BOGOR – Pelaksanaan Konferensi Cabang (Konfercab) ke-VIII Himpunan Mahasiswa Islam (HMI) Cabang Kota Bogor yang digelar pada 10-11 Mei dini hari di Aula Dinas Pendidikan menuai kecaman dari sejumlah komisariat.
Lima komisariat—empat penuh dan satu persiapan—secara tegas menyatakan mosi tidak percaya terhadap legitimasi forum tersebut, yang dinilai sarat pelanggaran konstitusi dan mekanisme organisasi.
Dalam pernyataan terbuka, kelima komisariat menilai proses pemilihan formateur dilakukan secara sembunyi-sembunyi dan tanpa mekanisme forum yang sah.
Mereka menyebut bahwa pemilihan pimpinan sidang dan ketua umum dilakukan secara tiba-tiba, tanpa terpenuhinya syarat kuorum sebagaimana diatur dalam konstitusi HMI.
“Kami menyaksikan langsung bagaimana pimpinan sidang tiba-tiba dinyatakan terpilih, disusul dengan penetapan ketua umum secara sepihak, padahal forum belum dinyatakan kuorum secara sah,” ujar salah satu perwakilan komisariat.
Ketua panitia (OC) juga menyoroti persoalan legalitas pihak yang mengaku sebagai Koordinator Steering Committee (SC), yakni Aditya. Menurutnya, hingga saat ini belum ada kejelasan terkait keabsahan posisi tersebut.
“Koordinator SC adalah posisi strategis yang harus diisi melalui mekanisme sah dan memiliki legitimasi formal. Tanpa SK, tindakan menggelar forum adalah ilegal dan mencederai konstitusi organisasi,” ujarnya.
Alfat Nur Fauzan, yang disebut sebagai Koordinator SC yang sah dan memiliki SK, turut mengecam pelaksanaan Konfercab tersebut.
Ia menegaskan bahwa forum masih stagnan dalam pembahasan kepesertaan, dan belum ada laporan pertanggungjawaban dari ketua umum demisioner beserta jajarannya.
“Forum ini dijalankan secara inkonstitusional, tanpa dasar yang sah, dan mengabaikan aturan main organisasi,” kata Alfat.
Kelima komisariat juga mengecam tindakan intimidatif yang dilakukan oleh unsur Majelis Pengawas dan Konsultasi Pengurus Cabang (MPK-PC) terhadap kader yang menyuarakan kritik.
Mereka menilai hal tersebut bertentangan dengan nilai-nilai kaderisasi dan kebebasan berpendapat yang dijunjung tinggi oleh HMI.

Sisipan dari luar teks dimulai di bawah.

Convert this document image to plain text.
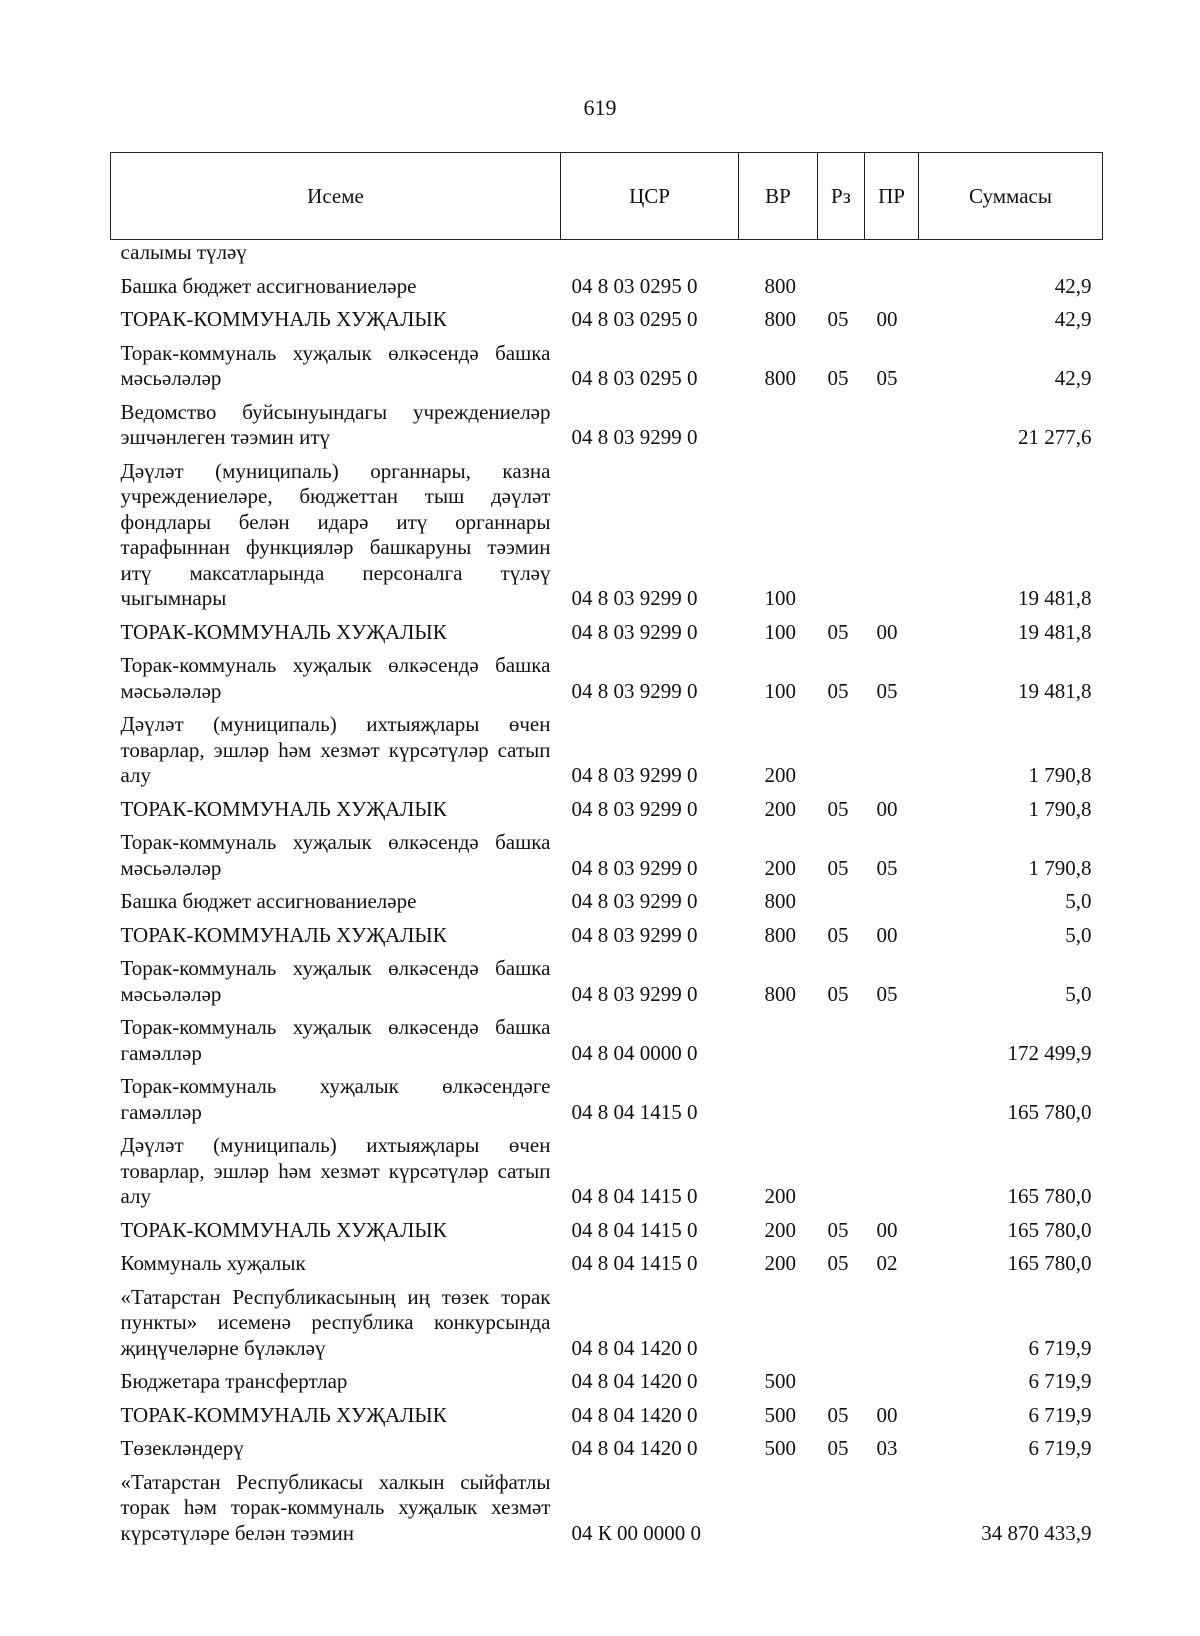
619
Исеме	ЦСР	ВР	Рз	ПР	Суммасы
салымы түләү					
Башка бюджет ассигнованиеләре	04 8 03 0295 0	800			42,9
ТОРАК-КОММУНАЛЬ ХУҖАЛЫК	04 8 03 0295 0	800	05	00	42,9
Торак-коммуналь хуҗалык өлкәсендә башка мәсьәләләр	04 8 03 0295 0	800	05	05	42,9
Ведомство буйсынуындагы учреждениеләр эшчәнлеген тәэмин итү	04 8 03 9299 0				21 277,6
Дәүләт (муниципаль) органнары, казна учреждениеләре, бюджеттан тыш дәүләт фондлары белән идарә итү органнары тарафыннан функцияләр башкаруны тәэмин итү максатларында персоналга түләү чыгымнары	04 8 03 9299 0	100			19 481,8
ТОРАК-КОММУНАЛЬ ХУҖАЛЫК	04 8 03 9299 0	100	05	00	19 481,8
Торак-коммуналь хуҗалык өлкәсендә башка мәсьәләләр	04 8 03 9299 0	100	05	05	19 481,8
Дәүләт (муниципаль) ихтыяҗлары өчен товарлар, эшләр һәм хезмәт күрсәтүләр сатып алу	04 8 03 9299 0	200			1 790,8
ТОРАК-КОММУНАЛЬ ХУҖАЛЫК	04 8 03 9299 0	200	05	00	1 790,8
Торак-коммуналь хуҗалык өлкәсендә башка мәсьәләләр	04 8 03 9299 0	200	05	05	1 790,8
Башка бюджет ассигнованиеләре	04 8 03 9299 0	800			5,0
ТОРАК-КОММУНАЛЬ ХУҖАЛЫК	04 8 03 9299 0	800	05	00	5,0
Торак-коммуналь хуҗалык өлкәсендә башка мәсьәләләр	04 8 03 9299 0	800	05	05	5,0
Торак-коммуналь хуҗалык өлкәсендә башка гамәлләр	04 8 04 0000 0				172 499,9
Торак-коммуналь хуҗалык өлкәсендәге гамәлләр	04 8 04 1415 0				165 780,0
Дәүләт (муниципаль) ихтыяҗлары өчен товарлар, эшләр һәм хезмәт күрсәтүләр сатып алу	04 8 04 1415 0	200			165 780,0
ТОРАК-КОММУНАЛЬ ХУҖАЛЫК	04 8 04 1415 0	200	05	00	165 780,0
Коммуналь хуҗалык	04 8 04 1415 0	200	05	02	165 780,0
«Татарстан Республикасының иң төзек торак пункты» исеменә республика конкурсында җиңүчеләрне бүләкләү	04 8 04 1420 0				6 719,9
Бюджетара трансфертлар	04 8 04 1420 0	500			6 719,9
ТОРАК-КОММУНАЛЬ ХУҖАЛЫК	04 8 04 1420 0	500	05	00	6 719,9
Төзекләндерү	04 8 04 1420 0	500	05	03	6 719,9
«Татарстан Республикасы халкын сыйфатлы торак һәм торак-коммуналь хуҗалык хезмәт күрсәтүләре белән тәэмин	04 К 00 0000 0				34 870 433,9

Permasalahan internal juga mencuat dari Komisariat STAIM, di mana seorang mantan ketua umum yang telah mengundurkan diri diketahui hadir dan memaksakan diri menjadi peserta tanpa sepengetahuan komisariat. Aksi tersebut dinilai ilegal dan tidak sah secara konstitusi.
Ketua Umum Demisioner HMI Cabang Kota Bogor, Sofwan, turut memberikan tanggapan atas polemik ini. Menurutnya, HMI organisasi demokratis serta mengikuti aturan main.
“Kami sangat menyayangkan adanya upaya-upaya yang tidak sesuai konstitusi dalam pelaksanaan forum. HMI adalah organisasi yang menjunjung tinggi demokrasi dan aturan main yang berlaku. Evaluasi terhadap pelaksanaan Konfercab ini perlu segera dilakukan untuk menjaga marwah organisasi,” ujarnya.
Kelima komisariat kini menantikan respons resmi dari penyelenggara Konfercab dan Pengurus Cabang HMI, sebagai bentuk komitmen terhadap prinsip demokrasi, transparansi, dan akuntabilitas di tubuh organisasi.